All this – seeing the land, getting turned down by Lloyds, approaching the mortgage company, asking our solicitor to start a search, preparing our papers so that accounts could be drawn up, and deciding on the size of our tender – took only a week. Charlie, meanwhile, was in the middle of preparations for a trip to America, where Living on Thin Air was being launched at the Chicago Book Fair, and was spending most of his time setting up newspaper and radio interviews in the US. I was dealing with four children, the oldest of whom had just transferred schools for A-levels and started what would become a three-year relationship with her first serious boyfriend, while the youngest was just sitting up and gurgling. I also had a full-time job.

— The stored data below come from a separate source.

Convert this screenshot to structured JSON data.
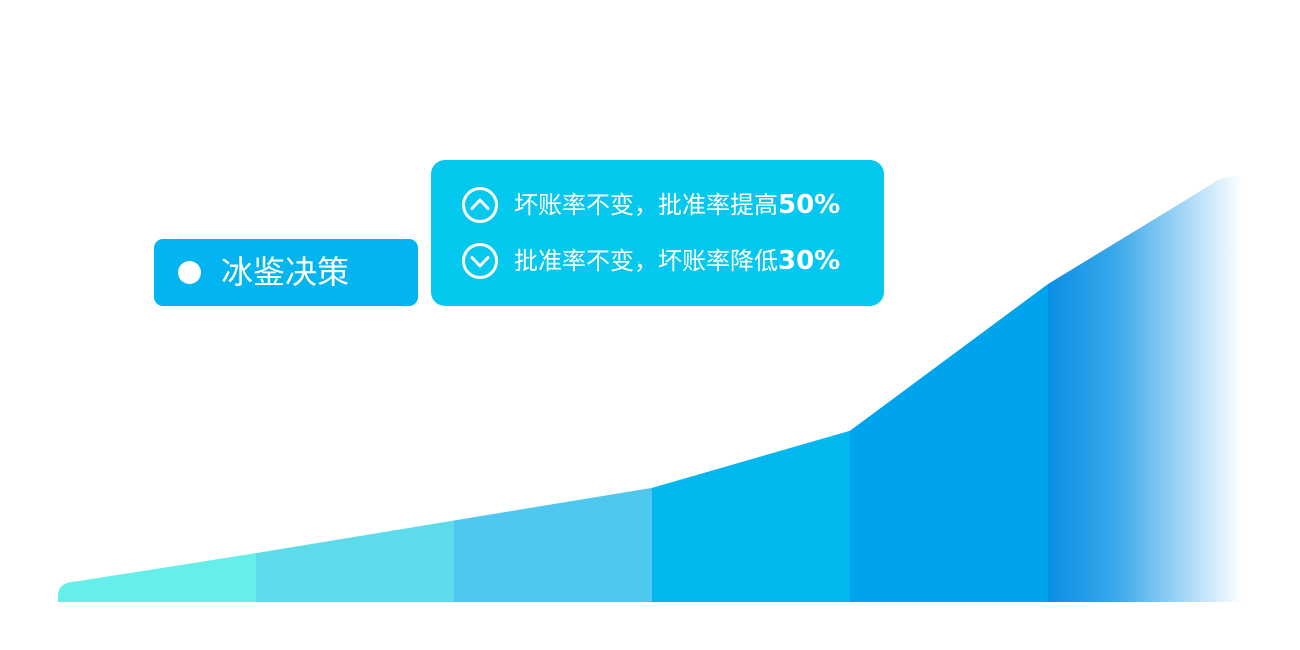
{
  "chart_data": {
    "type": "area",
    "x": [
      1,
      2,
      3,
      4,
      5,
      6
    ],
    "values": [
      1,
      2,
      3,
      4,
      6.5,
      13
    ],
    "colors": [
      "#66efea",
      "#5ddbeb",
      "#4ec8ee",
      "#02b7ed",
      "#00a4ec",
      "#0a8ee6"
    ],
    "fade_to": "#ffffff"
  },
  "tag": {
    "label": "冰鉴决策",
    "color": "#02b4f0"
  },
  "callout": {
    "color": "#05c8ee",
    "rows": [
      {
        "icon": "chevron-up-circle-icon",
        "text": "坏账率不变，批准率提高",
        "value": "50%"
      },
      {
        "icon": "chevron-down-circle-icon",
        "text": "批准率不变，坏账率降低",
        "value": "30%"
      }
    ]
  }
}
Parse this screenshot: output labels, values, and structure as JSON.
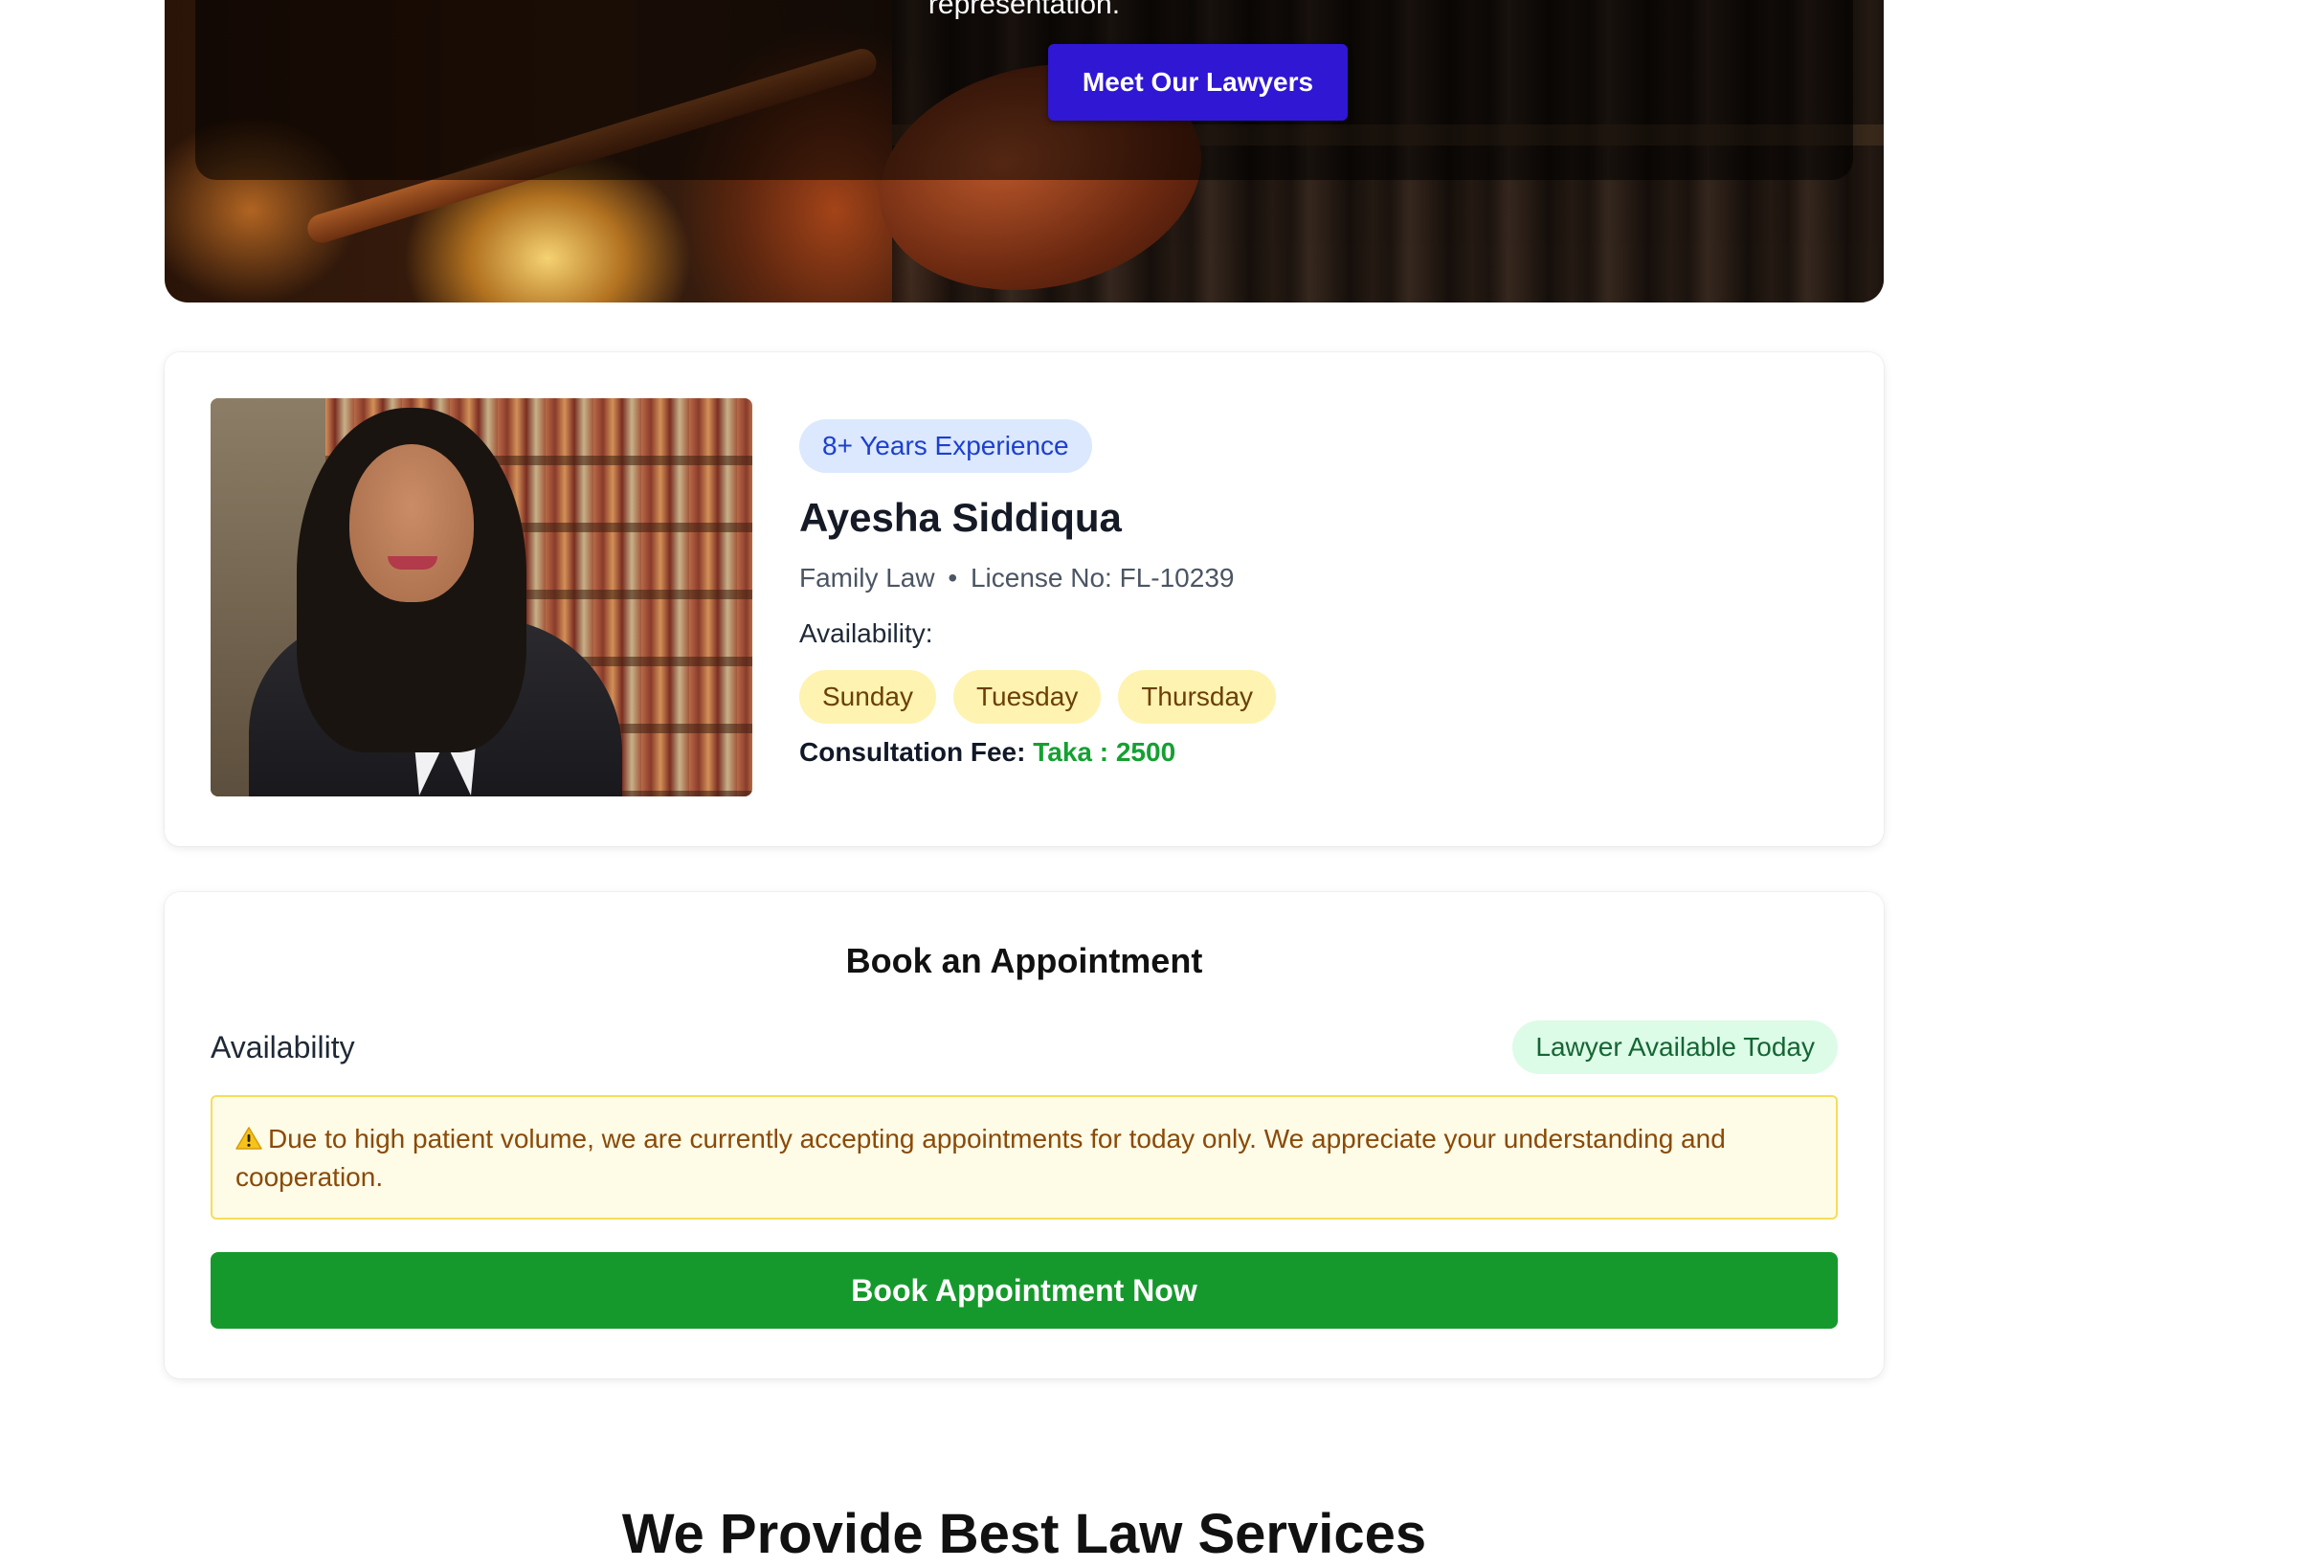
{
  "hero": {
    "tagline": "representation.",
    "cta_label": "Meet Our Lawyers"
  },
  "lawyer": {
    "experience_badge": "8+ Years Experience",
    "name": "Ayesha Siddiqua",
    "practice_area": "Family Law",
    "separator": "•",
    "license": "License No: FL-10239",
    "availability_label": "Availability:",
    "available_days": [
      "Sunday",
      "Tuesday",
      "Thursday"
    ],
    "fee_label": "Consultation Fee:",
    "fee_value": "Taka : 2500"
  },
  "appointment": {
    "title": "Book an Appointment",
    "availability_label": "Availability",
    "status_badge": "Lawyer Available Today",
    "notice": "Due to high patient volume, we are currently accepting appointments for today only. We appreciate your understanding and cooperation.",
    "button_label": "Book Appointment Now"
  },
  "services": {
    "heading": "We Provide Best Law Services"
  },
  "colors": {
    "primary_button": "#2f17d4",
    "success_button": "#16992c",
    "fee_green": "#15a032",
    "experience_badge_bg": "#dbe8fe",
    "day_pill_bg": "#fef3b0",
    "available_badge_bg": "#dcfce7",
    "notice_bg": "#fefbe6"
  },
  "icons": {
    "notice": "warning-icon"
  }
}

We were pretty busy – and that, presumably, is why neither of us clarified exactly what sort of planning permission we would need to secure the loan. We found out soon enough. An hour and a half after I’d delivered the tender, Charlie called me: I was at home, he was in the departures lounge at Heathrow, waiting to board his flight to Chicago. He’d just finished a conversation with the mortgage broker, during which Peter had finally come clean, or we’d finally faced up to the truth; whatever, even with all the can-do brio that had been in the air the past week, we couldn’t go on kidding ourselves any longer. Barclays needed planning permission for the house we wanted to build. Having planning permission for two other houses that nobody now had any intention of building wasn’t going to get us any money at all.